Od wczoraj biję się z myślami i nie potrafię jednoznacznie zdefiniować moich uczuć wobec tego filmu. I zachwyciłam się, i rozczarowałam. Były łzy wzruszenia, ale była też złość. Przeczytanie książki dzień przed seansem okazało się wyborem trafnym, ale też nieco przeszkadzało przy wczuwaniu się w klimat. Słowem – dylemat! Pozwolę sobie na posłużenie się punktami, ponieważ one w jasny sposób zobrazują komplet moich wrażeń. Na początek – plusy: √ kilka znakomitych kreacji aktorskich – Jennifer Lawrence jako Katniss, Woody Harrelson jako Haymitch, Stanley Tucci jako Caesar oraz Wes Bentley jako Seneca;
√ genialne przedstawienie dystryktów, areny i Kapitolu – ludzi, zwierząt, ubiorów, przyrody, monumentalnych budynków;
√ bardzo dobrze rozwiązana kwestia spraw, które w powieści wyjaśnia Katniss-narratorka, a które w filmie musiał przedstawić ktoś z zewnątrz;
√ pokazanie tego, czego czytelnik książki nie widział, poznając jedynie perspektywę głównej bohaterki – reakcji bliskich, centrum dowodzenia areną, zachowań władzy itd.;
√ odpowiednie dawkowanie emocji – zwalnianie akcji i jej przyspieszanie, serwowanie dłuższych i krótszych ujęć;
√ znakomita charakteryzacja;
√ bardzo dobre efekty komputerowe;
√ wrażenia ogólne – film się nie dłuży, nie nudzi, stale trzyma w napięciu, pozwala w pełni wniknąć w przedstawiony świat. Ja miałam z tym co prawda pewien problem, gdyż nieustannie zestawiałam obraz z książką, ale generalnie dałam się porwać i wyszłam z kina ukontentowana.

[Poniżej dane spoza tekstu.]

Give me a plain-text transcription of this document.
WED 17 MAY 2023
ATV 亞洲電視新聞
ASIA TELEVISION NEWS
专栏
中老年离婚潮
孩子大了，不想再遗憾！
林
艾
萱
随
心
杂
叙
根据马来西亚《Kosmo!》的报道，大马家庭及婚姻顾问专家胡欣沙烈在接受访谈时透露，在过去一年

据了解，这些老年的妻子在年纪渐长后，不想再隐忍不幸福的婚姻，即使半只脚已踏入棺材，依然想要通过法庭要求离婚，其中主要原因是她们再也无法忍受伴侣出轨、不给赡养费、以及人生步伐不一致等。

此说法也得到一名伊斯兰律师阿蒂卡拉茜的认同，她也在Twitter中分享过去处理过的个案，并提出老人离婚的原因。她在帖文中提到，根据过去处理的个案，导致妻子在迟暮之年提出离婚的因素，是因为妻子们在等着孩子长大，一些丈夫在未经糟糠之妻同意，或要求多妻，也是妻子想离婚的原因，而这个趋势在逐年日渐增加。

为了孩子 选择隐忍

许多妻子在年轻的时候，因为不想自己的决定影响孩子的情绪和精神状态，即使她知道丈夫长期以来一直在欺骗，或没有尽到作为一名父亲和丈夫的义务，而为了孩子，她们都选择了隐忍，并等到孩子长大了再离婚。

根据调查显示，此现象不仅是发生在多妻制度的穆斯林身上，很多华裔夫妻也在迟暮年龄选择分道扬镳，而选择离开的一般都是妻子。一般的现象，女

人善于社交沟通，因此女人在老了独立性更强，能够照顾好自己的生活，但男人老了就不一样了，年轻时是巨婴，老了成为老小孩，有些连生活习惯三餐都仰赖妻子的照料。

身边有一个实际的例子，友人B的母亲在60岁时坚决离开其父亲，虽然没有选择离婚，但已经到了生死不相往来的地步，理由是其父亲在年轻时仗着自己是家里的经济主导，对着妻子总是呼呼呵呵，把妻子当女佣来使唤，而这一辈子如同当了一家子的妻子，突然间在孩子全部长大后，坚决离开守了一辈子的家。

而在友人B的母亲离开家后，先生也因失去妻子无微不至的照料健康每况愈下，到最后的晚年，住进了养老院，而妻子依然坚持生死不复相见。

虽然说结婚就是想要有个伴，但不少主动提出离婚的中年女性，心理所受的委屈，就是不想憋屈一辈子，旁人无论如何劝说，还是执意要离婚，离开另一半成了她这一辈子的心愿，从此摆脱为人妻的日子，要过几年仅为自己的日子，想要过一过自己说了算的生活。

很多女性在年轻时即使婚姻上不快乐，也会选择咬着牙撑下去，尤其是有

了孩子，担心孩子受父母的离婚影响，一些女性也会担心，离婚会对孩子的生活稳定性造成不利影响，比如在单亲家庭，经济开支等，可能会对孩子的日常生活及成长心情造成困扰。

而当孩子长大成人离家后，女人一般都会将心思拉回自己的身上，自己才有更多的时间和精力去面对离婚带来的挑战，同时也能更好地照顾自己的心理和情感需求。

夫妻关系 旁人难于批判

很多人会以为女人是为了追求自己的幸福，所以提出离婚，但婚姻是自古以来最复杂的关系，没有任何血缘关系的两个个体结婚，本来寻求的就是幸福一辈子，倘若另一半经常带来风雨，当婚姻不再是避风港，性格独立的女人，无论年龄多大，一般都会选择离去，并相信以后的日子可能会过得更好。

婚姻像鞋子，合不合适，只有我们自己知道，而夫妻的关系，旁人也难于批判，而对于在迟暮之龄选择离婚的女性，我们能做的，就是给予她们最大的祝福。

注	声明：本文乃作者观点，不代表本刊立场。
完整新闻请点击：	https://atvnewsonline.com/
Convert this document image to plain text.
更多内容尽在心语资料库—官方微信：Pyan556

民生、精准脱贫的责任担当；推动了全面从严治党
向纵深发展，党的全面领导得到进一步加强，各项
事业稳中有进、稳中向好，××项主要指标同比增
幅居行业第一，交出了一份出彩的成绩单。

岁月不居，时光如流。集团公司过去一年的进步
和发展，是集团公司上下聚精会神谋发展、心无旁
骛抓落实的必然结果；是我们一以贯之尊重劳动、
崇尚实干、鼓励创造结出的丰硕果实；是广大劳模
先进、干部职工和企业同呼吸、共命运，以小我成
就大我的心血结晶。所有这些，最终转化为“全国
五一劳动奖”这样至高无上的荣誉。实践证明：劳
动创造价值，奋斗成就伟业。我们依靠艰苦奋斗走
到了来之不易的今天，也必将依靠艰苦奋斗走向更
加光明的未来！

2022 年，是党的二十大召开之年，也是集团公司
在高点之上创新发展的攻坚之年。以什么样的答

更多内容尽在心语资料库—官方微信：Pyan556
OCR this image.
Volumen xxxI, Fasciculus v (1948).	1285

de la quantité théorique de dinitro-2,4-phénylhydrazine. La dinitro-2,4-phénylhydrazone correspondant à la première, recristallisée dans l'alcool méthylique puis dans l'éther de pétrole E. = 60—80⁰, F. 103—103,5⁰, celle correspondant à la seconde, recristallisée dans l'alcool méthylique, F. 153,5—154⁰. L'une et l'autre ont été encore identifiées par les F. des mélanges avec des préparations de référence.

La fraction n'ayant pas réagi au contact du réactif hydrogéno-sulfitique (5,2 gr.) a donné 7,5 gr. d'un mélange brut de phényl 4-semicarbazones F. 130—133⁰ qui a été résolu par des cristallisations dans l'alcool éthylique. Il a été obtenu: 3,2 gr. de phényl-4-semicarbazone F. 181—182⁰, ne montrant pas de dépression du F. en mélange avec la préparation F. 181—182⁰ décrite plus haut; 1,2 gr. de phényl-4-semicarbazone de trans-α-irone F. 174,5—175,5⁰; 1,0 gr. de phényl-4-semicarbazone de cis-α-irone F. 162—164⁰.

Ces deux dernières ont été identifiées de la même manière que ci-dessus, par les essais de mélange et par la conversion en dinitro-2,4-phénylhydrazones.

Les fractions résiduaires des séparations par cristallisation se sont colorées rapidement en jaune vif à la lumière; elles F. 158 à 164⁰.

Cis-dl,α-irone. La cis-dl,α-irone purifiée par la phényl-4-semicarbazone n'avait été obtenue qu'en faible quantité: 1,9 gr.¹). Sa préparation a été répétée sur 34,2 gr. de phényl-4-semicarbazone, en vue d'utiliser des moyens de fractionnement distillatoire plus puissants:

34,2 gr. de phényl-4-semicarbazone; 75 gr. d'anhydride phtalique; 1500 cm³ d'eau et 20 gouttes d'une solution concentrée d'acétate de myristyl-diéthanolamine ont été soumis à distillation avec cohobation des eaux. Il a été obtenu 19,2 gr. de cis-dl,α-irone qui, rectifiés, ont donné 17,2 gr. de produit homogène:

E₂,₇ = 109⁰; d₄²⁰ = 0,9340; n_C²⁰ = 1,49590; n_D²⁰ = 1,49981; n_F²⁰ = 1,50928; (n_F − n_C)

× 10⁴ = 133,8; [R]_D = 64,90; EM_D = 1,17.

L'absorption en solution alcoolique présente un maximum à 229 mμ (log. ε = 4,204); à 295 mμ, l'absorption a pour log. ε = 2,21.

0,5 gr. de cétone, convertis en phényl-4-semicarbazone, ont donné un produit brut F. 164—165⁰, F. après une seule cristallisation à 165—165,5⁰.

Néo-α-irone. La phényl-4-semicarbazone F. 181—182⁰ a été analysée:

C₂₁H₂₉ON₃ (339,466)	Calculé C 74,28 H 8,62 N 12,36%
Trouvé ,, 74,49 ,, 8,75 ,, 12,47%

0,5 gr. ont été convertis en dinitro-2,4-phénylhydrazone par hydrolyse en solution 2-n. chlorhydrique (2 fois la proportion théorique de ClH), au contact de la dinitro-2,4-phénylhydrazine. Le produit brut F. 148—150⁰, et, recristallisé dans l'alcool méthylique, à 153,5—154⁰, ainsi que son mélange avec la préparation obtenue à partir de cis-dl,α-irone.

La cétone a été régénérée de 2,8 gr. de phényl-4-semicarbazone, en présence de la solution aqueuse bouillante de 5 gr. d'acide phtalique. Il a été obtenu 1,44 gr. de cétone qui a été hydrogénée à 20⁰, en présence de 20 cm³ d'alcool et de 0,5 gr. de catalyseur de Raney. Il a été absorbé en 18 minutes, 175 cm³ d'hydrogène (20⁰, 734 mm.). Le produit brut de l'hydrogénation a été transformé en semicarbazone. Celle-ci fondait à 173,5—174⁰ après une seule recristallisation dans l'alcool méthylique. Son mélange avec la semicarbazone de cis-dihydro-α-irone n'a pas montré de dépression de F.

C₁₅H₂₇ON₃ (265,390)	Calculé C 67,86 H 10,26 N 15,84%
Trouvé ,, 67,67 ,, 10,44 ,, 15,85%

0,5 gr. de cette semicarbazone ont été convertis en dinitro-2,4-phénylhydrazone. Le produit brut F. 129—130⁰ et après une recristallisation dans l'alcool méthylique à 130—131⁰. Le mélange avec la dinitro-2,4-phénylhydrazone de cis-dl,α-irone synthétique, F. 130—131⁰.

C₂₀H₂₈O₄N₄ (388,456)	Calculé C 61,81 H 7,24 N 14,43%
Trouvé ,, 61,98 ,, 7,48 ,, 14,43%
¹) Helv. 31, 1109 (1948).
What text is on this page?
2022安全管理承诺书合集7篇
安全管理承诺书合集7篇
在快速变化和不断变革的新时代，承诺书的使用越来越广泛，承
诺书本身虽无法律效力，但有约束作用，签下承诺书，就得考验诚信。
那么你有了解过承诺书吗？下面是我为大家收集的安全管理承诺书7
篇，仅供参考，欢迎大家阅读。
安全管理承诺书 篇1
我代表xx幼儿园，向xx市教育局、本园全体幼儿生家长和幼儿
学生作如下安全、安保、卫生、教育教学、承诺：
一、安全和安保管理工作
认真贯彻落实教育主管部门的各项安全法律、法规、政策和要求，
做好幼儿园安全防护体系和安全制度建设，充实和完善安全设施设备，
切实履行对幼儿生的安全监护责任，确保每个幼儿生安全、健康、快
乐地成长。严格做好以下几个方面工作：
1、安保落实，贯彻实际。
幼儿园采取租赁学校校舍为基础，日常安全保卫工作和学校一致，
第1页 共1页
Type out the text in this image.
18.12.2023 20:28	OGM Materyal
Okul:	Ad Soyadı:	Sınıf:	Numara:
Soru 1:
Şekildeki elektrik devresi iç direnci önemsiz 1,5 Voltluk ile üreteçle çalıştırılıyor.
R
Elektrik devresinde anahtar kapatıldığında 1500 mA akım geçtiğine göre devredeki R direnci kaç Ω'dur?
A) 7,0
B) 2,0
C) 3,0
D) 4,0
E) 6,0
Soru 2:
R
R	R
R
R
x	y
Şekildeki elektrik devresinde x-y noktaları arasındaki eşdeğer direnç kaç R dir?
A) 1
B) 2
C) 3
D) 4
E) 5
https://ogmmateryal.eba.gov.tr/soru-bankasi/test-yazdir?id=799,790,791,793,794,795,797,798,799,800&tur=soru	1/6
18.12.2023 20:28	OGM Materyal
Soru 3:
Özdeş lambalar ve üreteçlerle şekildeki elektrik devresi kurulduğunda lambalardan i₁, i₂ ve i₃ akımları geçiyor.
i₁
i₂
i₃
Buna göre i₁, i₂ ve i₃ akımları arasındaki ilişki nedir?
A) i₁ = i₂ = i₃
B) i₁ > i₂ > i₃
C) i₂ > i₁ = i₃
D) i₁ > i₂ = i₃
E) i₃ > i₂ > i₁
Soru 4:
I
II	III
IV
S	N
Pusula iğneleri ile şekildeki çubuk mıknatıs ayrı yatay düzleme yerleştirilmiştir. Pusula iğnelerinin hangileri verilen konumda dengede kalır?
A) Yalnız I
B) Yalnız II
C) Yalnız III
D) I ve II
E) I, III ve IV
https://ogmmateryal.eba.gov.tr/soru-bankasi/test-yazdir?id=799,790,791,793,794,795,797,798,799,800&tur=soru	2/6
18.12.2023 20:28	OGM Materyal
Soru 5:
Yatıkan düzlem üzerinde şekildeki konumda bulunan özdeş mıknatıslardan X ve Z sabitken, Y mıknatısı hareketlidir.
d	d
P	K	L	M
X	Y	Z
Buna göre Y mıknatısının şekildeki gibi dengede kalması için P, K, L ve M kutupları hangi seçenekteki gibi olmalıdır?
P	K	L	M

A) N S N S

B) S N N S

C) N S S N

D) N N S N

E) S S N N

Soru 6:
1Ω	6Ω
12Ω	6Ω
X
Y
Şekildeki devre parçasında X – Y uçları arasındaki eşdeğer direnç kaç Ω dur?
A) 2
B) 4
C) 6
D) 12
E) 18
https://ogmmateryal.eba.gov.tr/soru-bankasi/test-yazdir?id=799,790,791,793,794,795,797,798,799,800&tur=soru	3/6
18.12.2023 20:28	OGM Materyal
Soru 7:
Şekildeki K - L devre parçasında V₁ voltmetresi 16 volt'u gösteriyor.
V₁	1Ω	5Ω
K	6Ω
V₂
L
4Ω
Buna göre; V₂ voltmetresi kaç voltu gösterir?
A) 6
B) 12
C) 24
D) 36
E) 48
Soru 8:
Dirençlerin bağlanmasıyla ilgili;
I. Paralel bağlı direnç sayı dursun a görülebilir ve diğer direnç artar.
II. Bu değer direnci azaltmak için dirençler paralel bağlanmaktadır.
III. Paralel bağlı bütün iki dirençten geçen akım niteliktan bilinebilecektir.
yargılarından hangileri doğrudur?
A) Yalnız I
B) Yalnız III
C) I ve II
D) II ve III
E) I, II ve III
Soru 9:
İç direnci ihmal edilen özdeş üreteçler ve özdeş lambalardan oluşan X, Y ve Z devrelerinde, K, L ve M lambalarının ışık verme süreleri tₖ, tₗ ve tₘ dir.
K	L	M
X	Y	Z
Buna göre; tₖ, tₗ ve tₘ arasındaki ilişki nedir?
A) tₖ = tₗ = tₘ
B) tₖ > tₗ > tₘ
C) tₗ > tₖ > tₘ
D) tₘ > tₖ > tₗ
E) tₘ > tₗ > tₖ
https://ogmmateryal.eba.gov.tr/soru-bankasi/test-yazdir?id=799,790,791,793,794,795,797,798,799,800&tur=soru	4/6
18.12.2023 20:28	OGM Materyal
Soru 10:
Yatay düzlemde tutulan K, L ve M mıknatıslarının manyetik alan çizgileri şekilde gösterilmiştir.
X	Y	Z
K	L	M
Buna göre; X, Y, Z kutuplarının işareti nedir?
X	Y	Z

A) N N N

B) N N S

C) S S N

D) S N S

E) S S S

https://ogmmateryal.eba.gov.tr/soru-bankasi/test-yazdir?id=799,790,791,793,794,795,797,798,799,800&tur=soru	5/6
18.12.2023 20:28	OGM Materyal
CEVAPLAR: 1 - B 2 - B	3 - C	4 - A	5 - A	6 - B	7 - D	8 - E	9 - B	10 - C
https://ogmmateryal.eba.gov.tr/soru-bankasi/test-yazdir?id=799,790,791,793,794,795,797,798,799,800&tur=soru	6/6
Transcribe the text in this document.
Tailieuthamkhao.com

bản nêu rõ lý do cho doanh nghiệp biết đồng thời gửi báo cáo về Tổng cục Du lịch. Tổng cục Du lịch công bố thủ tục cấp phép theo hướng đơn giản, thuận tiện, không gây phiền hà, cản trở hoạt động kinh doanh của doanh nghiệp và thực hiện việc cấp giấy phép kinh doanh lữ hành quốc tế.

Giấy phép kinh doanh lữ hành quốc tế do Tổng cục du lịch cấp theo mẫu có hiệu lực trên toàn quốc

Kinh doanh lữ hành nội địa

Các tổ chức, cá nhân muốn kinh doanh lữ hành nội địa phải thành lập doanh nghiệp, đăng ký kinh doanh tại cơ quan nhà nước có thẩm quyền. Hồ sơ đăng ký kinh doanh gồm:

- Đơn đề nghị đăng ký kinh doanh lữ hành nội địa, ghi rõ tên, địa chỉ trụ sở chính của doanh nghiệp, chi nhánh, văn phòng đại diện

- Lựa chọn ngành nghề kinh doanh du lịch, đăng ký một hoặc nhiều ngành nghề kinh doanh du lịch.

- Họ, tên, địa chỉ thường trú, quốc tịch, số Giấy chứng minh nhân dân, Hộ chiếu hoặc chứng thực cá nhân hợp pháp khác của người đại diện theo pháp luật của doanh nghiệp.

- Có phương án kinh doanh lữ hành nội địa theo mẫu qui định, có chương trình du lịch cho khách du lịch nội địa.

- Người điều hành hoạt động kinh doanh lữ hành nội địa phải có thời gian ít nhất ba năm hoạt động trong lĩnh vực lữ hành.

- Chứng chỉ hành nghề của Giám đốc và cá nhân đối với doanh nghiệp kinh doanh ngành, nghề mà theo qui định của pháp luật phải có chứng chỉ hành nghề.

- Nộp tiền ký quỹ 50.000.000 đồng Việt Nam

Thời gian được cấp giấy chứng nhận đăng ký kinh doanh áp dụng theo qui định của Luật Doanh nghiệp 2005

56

Nie można jednak pominąć wad i uchybień, takich jak: – nędzna gra Josha Hutchersona, który jedną miną chciał pokazać emocje głównego bohatera;
– obdarcie filmu z całej brutalności – mało krwi i walki, mało drastyczności, ucięcie kilku ważnych, bolesnych scen;
– spłycenie paru istotnych postaci, w tym Haymitcha i Rue;
– marne zarysowanie relacji między bohaterami – nie widać ani konfliktu między Katniss a mentorem, ani jej dylematów związanych z Peetą i Gale’m, ani też rodzącej się przyjaźni z Rue;
– pominięcie ważnych scen, ważnych motywów i ważnych dialogów, w efekcie czego ten, kto nie czytał książki nie zrozumie ani pewnych gestów, ani niektórych zachowań, ani praw rządzących światem;
– drażniąca praca kamery, która w kluczowych momentach drży i wiruje, najpewniej dla podkreślenia dynamiki czy oddania emocji;
– zachwianie równowagi między akcją sprzed Igrzysk i na samych Igrzyskach – w książce kładziono nacisk na tę drugą część, tutaj zdecydowano się na poświęcenie im jednakowej uwagi, co prowadzi do tego, że sporo ważnych wydarzeń z areny pominięto. Ostatecznie okazuje się, że wymieniłam więcej plusów niż minusów i istotnie pokrywa się to z moim ogólnym odbiorem filmu. Warto go zobaczyć – jest zrealizowany z rozmachem, emocjonujący i naprawdę genialnie odtwarza świat z powieści Suzanne Collins. Nie polecam jednak oglądania go przed lekturą książki – trzeba ją poznać, żeby zrozumieć… Moja ocena: 8/10
]]>

0 komentarzy

  1. Dziwi mnie taki odbiór filmu; oczywiście wiedziałam wcześniej, że jest taka książka, ale przeczytałam, że Igrzyska zarobiły w pierwszy weekend więcej niż HP i Zmierzchy. Może ceny biletów są coraz droższe?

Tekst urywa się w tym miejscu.